In this document we begin with a discussion of the challenge of creating a system of categories adequate to such a complex domain, with reference to the project’s findings and a review of previous classifications of various kinds for interdisciplinarity (ID) and transdisciplinarity (TD). These are complex concepts and practices with contested definitions and multiple histories across different geographical regions – as are disciplines themselves. Furthermore, as our findings have reinforced, the challenge is compounded by the need to account for multiple stakeholders, levels of activity ranging from the individual to the research and innovation system in its totality (including its intersection with societal challenges and policy priorities) and the fact that different challenges arise at different phases of planning, developing and evaluating funding programmes and individual research projects. We recognise that just as no single definition is adequate for such a complex set of practices, there can be no single system of categories that exhaustively maps the relevant actors, relationships and processes. Any system of categories is necessarily provisional. However, this system of preconditions contributes to existing IDR/TDR knowledge by increasing understanding of the challenge of integrating the Arts, Humanities and Social Sciences (particularly the underrepresented Arts and Humanities) for IDR/TDR and how they can be supported for better outcomes.
We propose a system of preconditions for AHSS integration based on a mapping of the SHAPE-ID findings and further informed by a thematic classification derived from a review of the existing literature on classifications of IDR/TDR.
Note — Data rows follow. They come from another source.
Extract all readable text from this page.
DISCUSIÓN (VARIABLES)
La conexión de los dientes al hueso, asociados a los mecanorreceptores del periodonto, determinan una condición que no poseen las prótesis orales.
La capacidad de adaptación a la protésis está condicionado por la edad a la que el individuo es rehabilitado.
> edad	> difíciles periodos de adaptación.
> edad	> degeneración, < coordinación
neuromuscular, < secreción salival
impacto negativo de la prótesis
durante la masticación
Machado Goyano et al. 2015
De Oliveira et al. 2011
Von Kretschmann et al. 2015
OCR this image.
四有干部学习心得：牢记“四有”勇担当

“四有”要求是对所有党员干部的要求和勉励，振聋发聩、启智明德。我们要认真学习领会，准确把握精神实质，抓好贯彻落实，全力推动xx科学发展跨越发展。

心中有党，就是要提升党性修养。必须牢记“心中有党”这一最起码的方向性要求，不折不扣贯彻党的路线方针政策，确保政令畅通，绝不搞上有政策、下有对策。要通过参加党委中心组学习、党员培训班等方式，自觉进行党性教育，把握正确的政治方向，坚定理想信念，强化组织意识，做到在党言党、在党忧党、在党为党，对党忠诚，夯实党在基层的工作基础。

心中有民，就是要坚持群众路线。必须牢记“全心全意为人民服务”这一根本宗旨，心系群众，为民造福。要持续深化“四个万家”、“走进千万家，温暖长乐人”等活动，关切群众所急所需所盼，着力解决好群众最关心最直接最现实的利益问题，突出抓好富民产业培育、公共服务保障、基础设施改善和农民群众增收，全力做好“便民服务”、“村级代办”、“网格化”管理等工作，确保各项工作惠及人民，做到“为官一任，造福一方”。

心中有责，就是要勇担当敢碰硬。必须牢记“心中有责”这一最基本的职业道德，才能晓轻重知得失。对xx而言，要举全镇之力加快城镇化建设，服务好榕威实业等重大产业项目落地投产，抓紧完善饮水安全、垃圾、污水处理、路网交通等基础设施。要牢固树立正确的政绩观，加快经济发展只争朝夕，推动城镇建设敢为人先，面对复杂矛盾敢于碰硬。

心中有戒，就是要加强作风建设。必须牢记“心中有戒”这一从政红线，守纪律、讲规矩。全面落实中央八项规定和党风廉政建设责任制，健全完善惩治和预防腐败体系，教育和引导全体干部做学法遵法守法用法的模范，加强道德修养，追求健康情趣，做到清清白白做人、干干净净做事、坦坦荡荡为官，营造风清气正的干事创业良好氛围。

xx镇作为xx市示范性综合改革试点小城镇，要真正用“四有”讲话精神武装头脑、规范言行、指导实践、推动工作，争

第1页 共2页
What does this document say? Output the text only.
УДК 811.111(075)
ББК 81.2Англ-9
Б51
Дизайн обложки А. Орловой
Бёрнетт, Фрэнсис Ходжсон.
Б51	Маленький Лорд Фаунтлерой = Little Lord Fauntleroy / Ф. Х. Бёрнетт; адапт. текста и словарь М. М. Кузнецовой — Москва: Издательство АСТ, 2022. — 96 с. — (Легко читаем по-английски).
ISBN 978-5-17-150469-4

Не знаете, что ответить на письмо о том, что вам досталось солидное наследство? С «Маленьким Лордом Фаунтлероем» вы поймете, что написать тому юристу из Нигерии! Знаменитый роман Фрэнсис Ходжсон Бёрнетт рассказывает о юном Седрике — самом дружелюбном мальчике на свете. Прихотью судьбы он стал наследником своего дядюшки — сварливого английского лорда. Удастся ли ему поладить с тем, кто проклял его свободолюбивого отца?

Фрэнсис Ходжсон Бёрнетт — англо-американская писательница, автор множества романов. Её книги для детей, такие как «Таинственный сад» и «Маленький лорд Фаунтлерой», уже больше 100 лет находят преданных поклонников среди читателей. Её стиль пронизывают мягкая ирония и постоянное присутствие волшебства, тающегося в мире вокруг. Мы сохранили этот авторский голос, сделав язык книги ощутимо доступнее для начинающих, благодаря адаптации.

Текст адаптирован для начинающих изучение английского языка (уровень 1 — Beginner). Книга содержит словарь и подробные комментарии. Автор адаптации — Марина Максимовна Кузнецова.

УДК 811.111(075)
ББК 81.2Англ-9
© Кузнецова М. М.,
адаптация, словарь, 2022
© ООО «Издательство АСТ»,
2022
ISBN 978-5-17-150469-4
These preconditions fall into three broad categories:
- Structural factors supporting AHSS integration, including research policy and funding and institutional supports;
- Competencies and attributes necessary for AHSS integration, such as individuals’ attitudes and skills acquired through practical experience or training in IDR/TDR as well as disciplinary training;
- Cross-cutting categories that underpin and connect the first two categories, for instance through improving shared understandings of IDR/TDR, clarifying partner roles and relationships in an IDR/TDR project and creating collaborative conditions.
Informed by this classification, the SHAPE-ID toolkit will offer practical recommendations and guidance for different users in achieving more successful AHSS integration.